The Bank of Israel on Sunday issued a road map for how to boost Israel’s low level of labor productivity, in a bid to raise the issue from a largely academic debate into a declared policy of the government.
The 51-page report contained some familiar policy prescriptions, calling for more investment in education and infrastructure and reducing bureaucracy and improving the regulatory environment. But it also made some unusual ones, such as the government’s abandoning its long-standing policy of weighing business incentives like tax breaks to industry and exports.
The report also proposed aligning school vacation days with business holidays to reduce the time and cost of childcare for parents. In that framework, the report proposed ending classes on Fridays, when most parents aren’t working, and eliminating vacation days like the week before the Passover holiday, when most parents are at work.
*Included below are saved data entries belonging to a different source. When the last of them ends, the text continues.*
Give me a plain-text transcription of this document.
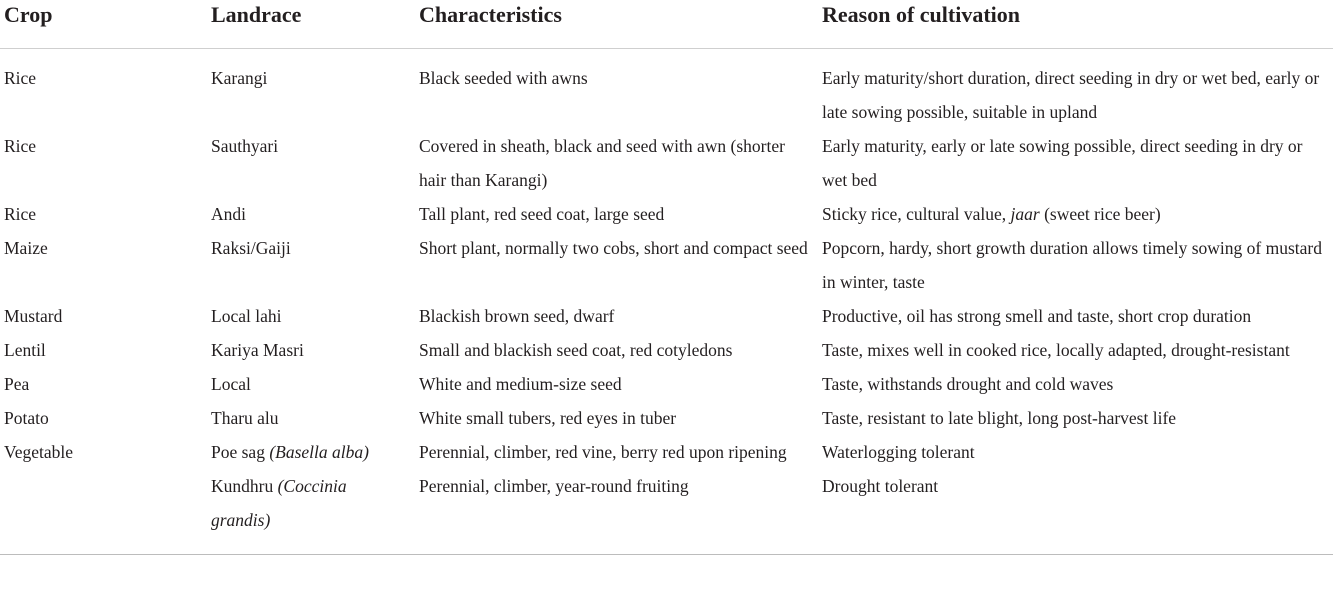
Crop	Landrace	Characteristics	Reason of cultivation
Rice	Karangi	Black seeded with awns	Early maturity/short duration, direct seeding in dry or wet bed, early or late sowing possible, suitable in upland
Rice	Sauthyari	Covered in sheath, black and seed with awn (shorter hair than Karangi)	Early maturity, early or late sowing possible, direct seeding in dry or wet bed
Rice	Andi	Tall plant, red seed coat, large seed	Sticky rice, cultural value, jaar (sweet rice beer)
Maize	Raksi/Gaiji	Short plant, normally two cobs, short and compact seed	Popcorn, hardy, short growth duration allows timely sowing of mustard in winter, taste
Mustard	Local lahi	Blackish brown seed, dwarf	Productive, oil has strong smell and taste, short crop duration
Lentil	Kariya Masri	Small and blackish seed coat, red cotyledons	Taste, mixes well in cooked rice, locally adapted, drought-resistant
Pea	Local	White and medium-size seed	Taste, withstands drought and cold waves
Potato	Tharu alu	White small tubers, red eyes in tuber	Taste, resistant to late blight, long post-harvest life
Vegetable	Poe sag (Basella alba)	Perennial, climber, red vine, berry red upon ripening	Waterlogging tolerant
	Kundhru (Coccinia grandis)	Perennial, climber, year-round fruiting	Drought tolerant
>> Read more: In Israel, industry is a thing of the past | Analysis
Labor productivity is the measure of how much output is produced per labor hour. A higher rate means that an economy can produce more goods and service per person, which should translate into high pay over time. Growth in labor productivity depends on investment in machinery, new technology and human capital.
The Bank of Israel said the country’s labor productivity gap with the Organization for Economic Cooperation and Development was about 24% and had not narrowed in decades, despite the rise of the high-tech industry and the growth of higher education.
“Closing the productivity gap with the advanced countries should raise wages and is the key to a continuous rise in living standards in Israel,” the report said. It estimated that if all its recommendations were put into effect, Israel’s GDP per capita would be 20% higher in the long term, enough to bring Israel at or close to the OECD average.
“The disparity in Israel’s labor productivity gap is largely due to low basic skills of the workforce in Israel, and lagging levels of infrastructure and business investment. In addition, improvement in the areas of regulation and bureaucracy is required,” the report said.
Raising productivity to that degree will come at a steep cost, the Bank of Israel admitted, but said that was because the government had ignored the growing problem for too many years. “Even today, public spending in Israel on growth-supporting areas is significantly lower than is necessary to close (and even maintain) productivity gaps, partly because of the rapid population growth,” it said.
The report put the price tag at about 45 billion shekels ($12.7 billion at current exchange rates) annually, or about 3.3% of gross domestic product. Most of those costs would go to extra spending on schools and infrastructure.
It said the government could cover the cost by eliminating spending in areas that don’t contribute to higher productivity and/or by raising taxes.
Although higher taxes generally weigh down on economic growth, the central bank’s economist said higher productivity would more than compensate for the loss. For instance, it sited research that a three percentage point increase in the tax burden relative to GDP would lower growth by 0.15-0.3 point, but if the extra tax revenues were used to fund the Bank of Israel’s program they would add 0.5 point to growth.
In spite of Israel’s reputation as a center for high-tech and innovation, its workforce suffers from poor skills and young people perform poorly in international exams of student performance. Thus, most of the report was devoted to human capital issues as against more spending on machinery and equipment in factories or on public transportation and other infrastructure.
One way to close the gap in spending per student between Israel and the OECD average, the education budget would have to grow by 13 billion shekels in 2018 terms. It said that extra spending should go to improving teaching.
Apart from education, the central bank took aim at the Law for Encouraging Capital Investment and other government programs that provide incentives for industry in Israel’s periphery. The state grants about 5 billion shekels in tax breaks under the law every year and provides hundreds of millions more in grants.
But Bank of Israel economists expressed doubt that these programs helped boost Israeli productivity. The exception is big multinational companies – most notably in Israel’s case the semiconductor giant Intel – which bring technology and management innovations to Israel.
It recommended gradually reducing the incentives, without backtracking on existing commitments, expect in the case of businesses that bring unique innovation to Israel.
The Manufacturers Association, which represents Israel’s biggest industrialists, rejected the report out of hand.
“Productivity and wages in industry are 40% above the average for the economy, among other reasons due to the incentives for investing in research and development,” it said in a statement on Sunday.